Ijaz Rauf is President at Eminent Tech Corporation and an Adjunct Professor of Physics, School of Graduate Studies at York University
Growing evidence of problems in the level of quality and safety of care across healthcare organizations, along with public awareness, has made the quality of health care the talk of town. This has drawn significant government and regulatory attention to healthcare systems across the country. Health Quality Ontario (HQO) was established with the mandate to monitor and report on healthcare performance in Ontario and the mission to bring about meaningful improvement in health care. Besides reporting on the key performance indicators, HQO holds quality rounds to share knowledge and best practices. Recently, I attended one of HQO’s quality rounds, and I left with the impression that quality in health care is not considering the right measures, using the right experts or measuring the right data.
In the first talk the President and CEO of an Ontario hospital presented on the quality improvement achievements of that hospital. One thing that drew my attention was that the accuracy rate in dispensing prescription medication. The CEO reported that the accuracy rate for dispensing prescription medication has risen to 99% through the implementation of robotics and automation. Being a Six Sigma Master Black Belt & Master Trainer (that is, physicist) that I am, I immediately started to calculate the Sigma level and defects per million (DPM) level, and it turns out that this automated and robotics assisted prescription medication dispensing process is operating at only 2.4 Sigma. In layman’s terms, that means that, if the hospital is issuing and filling one million prescriptions in one year, there is a probability of 10,000 wrong prescription per annum.

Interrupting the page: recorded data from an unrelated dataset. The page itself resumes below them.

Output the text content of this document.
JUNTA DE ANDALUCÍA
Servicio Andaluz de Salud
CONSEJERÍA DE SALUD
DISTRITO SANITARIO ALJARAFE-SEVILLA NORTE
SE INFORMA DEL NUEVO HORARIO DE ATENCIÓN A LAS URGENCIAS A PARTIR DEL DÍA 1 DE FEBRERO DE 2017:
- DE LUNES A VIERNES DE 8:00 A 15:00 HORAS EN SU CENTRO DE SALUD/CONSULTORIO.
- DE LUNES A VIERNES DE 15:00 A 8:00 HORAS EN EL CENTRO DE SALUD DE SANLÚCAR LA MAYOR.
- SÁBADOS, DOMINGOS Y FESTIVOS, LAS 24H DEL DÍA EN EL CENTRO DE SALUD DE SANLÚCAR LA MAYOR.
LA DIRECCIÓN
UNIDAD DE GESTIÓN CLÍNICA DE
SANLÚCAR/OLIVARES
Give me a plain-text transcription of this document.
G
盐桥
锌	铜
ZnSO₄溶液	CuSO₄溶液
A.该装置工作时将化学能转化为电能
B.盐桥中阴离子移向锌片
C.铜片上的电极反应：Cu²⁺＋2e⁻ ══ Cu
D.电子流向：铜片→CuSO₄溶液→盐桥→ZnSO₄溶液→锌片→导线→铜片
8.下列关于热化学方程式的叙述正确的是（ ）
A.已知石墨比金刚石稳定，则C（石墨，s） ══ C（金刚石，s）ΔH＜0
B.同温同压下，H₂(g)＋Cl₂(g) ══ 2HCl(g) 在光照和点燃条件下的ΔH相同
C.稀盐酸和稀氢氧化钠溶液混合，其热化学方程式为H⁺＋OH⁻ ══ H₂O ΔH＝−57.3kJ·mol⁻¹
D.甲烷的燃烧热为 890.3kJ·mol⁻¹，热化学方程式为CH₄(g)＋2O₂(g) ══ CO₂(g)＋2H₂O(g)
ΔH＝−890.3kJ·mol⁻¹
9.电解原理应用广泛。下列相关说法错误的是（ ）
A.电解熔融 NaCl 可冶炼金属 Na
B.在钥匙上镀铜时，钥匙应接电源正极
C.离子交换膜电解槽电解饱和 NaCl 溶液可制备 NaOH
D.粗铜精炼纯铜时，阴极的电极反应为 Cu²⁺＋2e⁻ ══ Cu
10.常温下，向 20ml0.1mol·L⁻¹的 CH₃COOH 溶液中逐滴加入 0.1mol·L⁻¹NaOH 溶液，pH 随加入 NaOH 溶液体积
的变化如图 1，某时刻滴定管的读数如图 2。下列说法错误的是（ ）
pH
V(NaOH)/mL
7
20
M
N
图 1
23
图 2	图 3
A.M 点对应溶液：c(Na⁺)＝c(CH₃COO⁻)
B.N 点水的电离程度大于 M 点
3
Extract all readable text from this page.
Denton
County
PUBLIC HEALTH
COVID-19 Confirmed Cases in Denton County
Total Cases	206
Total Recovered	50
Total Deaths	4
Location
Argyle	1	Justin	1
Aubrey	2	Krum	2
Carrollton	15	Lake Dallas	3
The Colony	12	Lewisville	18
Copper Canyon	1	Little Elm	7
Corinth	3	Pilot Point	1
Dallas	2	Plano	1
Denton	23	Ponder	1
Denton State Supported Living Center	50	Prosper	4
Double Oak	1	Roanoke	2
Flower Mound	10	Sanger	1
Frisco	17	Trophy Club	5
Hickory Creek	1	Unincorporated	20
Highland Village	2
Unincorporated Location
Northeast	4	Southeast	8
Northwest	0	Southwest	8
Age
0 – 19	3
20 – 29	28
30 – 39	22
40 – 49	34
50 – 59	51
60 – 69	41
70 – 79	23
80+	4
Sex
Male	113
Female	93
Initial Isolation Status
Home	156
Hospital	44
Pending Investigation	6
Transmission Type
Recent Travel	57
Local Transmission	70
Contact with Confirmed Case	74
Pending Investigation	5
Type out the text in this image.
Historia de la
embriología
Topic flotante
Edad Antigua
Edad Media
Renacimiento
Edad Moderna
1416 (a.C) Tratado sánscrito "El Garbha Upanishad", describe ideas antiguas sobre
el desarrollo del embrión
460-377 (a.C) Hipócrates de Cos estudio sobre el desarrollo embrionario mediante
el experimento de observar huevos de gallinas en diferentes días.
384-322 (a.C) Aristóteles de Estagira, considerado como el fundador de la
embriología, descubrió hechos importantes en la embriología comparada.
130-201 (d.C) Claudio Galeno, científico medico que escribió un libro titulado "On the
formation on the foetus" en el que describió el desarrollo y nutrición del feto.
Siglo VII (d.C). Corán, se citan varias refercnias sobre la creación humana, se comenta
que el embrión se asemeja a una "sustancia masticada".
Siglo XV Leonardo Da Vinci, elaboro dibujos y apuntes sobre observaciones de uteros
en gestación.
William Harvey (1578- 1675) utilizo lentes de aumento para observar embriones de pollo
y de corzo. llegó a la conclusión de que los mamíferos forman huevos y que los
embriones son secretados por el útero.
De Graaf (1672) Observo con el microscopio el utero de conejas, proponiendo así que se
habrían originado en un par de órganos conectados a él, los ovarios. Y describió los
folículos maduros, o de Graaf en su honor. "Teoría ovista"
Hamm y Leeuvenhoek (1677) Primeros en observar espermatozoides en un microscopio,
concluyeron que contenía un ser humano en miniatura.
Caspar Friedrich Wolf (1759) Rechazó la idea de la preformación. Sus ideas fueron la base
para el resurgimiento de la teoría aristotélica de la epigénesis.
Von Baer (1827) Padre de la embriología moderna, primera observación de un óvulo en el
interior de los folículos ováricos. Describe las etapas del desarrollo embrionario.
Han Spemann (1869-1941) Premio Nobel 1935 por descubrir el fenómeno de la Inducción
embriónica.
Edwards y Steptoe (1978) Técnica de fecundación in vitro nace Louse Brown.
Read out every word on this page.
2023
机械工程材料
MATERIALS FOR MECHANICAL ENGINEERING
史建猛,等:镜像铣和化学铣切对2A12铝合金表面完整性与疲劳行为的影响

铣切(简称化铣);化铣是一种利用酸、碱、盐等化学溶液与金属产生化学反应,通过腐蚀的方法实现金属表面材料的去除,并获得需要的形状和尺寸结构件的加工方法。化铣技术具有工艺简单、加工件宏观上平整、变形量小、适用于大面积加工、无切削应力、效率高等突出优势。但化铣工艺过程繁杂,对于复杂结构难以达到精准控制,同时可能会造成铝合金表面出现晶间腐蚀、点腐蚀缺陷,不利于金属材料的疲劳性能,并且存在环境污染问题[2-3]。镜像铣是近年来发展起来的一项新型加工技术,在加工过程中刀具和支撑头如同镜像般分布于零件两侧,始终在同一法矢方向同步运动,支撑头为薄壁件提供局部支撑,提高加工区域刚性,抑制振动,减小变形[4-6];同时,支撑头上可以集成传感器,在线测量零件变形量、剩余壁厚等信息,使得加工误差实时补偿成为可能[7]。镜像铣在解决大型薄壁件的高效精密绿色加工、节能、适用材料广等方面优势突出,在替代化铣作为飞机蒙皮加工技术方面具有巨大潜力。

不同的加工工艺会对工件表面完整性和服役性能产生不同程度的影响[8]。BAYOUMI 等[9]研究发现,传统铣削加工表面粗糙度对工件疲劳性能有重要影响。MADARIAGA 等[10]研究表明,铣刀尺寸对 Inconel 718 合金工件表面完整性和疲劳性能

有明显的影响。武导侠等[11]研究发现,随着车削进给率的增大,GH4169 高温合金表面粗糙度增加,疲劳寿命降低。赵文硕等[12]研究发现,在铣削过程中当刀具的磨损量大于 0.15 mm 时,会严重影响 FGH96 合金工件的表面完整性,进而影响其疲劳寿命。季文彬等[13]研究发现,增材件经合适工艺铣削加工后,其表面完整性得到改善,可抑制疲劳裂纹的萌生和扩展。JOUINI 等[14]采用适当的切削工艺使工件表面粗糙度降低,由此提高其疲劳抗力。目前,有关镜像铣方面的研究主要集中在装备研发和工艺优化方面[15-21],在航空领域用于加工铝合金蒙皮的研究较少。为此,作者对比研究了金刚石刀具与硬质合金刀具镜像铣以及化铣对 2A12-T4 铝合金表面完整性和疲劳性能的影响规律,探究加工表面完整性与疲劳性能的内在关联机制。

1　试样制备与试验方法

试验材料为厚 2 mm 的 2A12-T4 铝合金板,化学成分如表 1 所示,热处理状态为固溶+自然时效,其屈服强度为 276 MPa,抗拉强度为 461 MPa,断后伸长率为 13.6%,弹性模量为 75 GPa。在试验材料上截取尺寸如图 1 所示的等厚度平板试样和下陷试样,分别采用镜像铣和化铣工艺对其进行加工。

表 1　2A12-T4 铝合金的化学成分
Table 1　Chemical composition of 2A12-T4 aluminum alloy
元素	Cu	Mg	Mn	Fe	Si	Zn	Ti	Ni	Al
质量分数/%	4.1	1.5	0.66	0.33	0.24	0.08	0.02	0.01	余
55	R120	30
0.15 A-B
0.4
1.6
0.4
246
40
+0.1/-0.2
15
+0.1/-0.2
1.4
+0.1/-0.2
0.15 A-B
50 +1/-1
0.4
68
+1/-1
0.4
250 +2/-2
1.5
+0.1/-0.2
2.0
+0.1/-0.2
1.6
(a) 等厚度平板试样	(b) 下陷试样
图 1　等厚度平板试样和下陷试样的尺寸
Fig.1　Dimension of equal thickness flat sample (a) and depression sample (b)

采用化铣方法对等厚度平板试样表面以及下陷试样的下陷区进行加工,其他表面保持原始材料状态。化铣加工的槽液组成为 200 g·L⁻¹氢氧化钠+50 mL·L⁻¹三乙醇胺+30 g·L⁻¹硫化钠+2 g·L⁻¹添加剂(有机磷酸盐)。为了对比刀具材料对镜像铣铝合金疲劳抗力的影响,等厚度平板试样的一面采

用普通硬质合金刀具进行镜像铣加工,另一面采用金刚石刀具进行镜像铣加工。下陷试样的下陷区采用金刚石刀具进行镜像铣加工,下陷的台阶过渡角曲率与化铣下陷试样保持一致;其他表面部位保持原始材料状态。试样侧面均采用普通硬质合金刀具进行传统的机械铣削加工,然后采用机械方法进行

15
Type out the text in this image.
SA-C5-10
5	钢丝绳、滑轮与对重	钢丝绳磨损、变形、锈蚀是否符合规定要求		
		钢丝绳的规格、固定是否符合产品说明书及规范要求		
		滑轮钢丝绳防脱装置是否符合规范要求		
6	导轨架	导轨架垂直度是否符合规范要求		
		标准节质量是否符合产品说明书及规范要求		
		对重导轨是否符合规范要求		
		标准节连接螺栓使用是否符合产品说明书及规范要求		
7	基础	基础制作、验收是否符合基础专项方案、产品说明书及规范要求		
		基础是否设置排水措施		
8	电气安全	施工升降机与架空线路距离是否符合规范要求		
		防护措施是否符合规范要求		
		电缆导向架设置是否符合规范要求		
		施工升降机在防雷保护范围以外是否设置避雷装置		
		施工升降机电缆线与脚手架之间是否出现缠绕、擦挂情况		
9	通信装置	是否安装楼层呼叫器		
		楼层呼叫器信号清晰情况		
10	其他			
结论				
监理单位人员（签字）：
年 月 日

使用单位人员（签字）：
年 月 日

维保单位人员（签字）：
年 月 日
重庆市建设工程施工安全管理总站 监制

Now compare this to a restaurant’s billing process that on an average operates at 3 Sigma, the payroll processing system that operates at 3.8 Sigma, the airline baggage handling process that operates at 4 Sigma and the airline fatality rates that are operating at 6.7 Sigma. In monetary terms, generally, an area of an organization operating at 3 Sigma will incur 2.7 million dollars’ cost of poor quality (COPQ) for every 1 billion dollars’ worth of assets. In healthcare, the stakes are much higher as human lives are involved. If systems start to operate at 6 Sigma (as the air aviation system operates) the COPQ comes down to about $2 for every 1 billion in assets.
Another talk at the recent HQO round was delivered by a lead physician at a large family health team, who spoke about the great strides their team has made. I was surprised, though, when the physician presented the composition of the team that worked on the process improvement projects, to learn that there was neither any process engineering expertise nor any person with training in the field of quality on the team. We learned later from the final speaker that a study measuring wait times revealed that one of the factors adding to wait times is that referrals from family physicians sometimes go to the wrong doctors and are simply turned down. The example given was of a knee surgery referral wrongfully sent to a shoulder surgery specialist. It seems wrong to me that in such a specialized practice environment, when it comes to improvements and quality, a need for formal process and quality expertise is neither identified nor felt.
A second family physician spoke about data being collected on wait times. ‘Wait times’ is a parameter that the ministry of health and long term care likes to speak about a lot. But, I’m not sure these are the right data to collect regardless of the practice area. Surely, we should identify the risk priority numbers along with the wait times. Data on wait times, in themselves, are unhelpful unless one also identifies the risks and consequences associated with those wait times. For example, wait times for one kind of surgery may not be associated with the serious clinical consequences associated with a wait times for another kind of surgery. We may also need to begin measuring the dropout rates - and the reasons for dropouts, such as death, lost referrals and more – in order to make sense of wait times. Currently such data are not reported.
While healthcare practitioners may have good and right intentions, I argue that they may not have the right skills and expertise to optimize quality improvements. Health care must collaborate with those who are not skilled in the healthcare practices but are experts in the breakthrough process improvements and quality engineering. Only by doing that can we achieve breakthrough improvements to our healthcare system.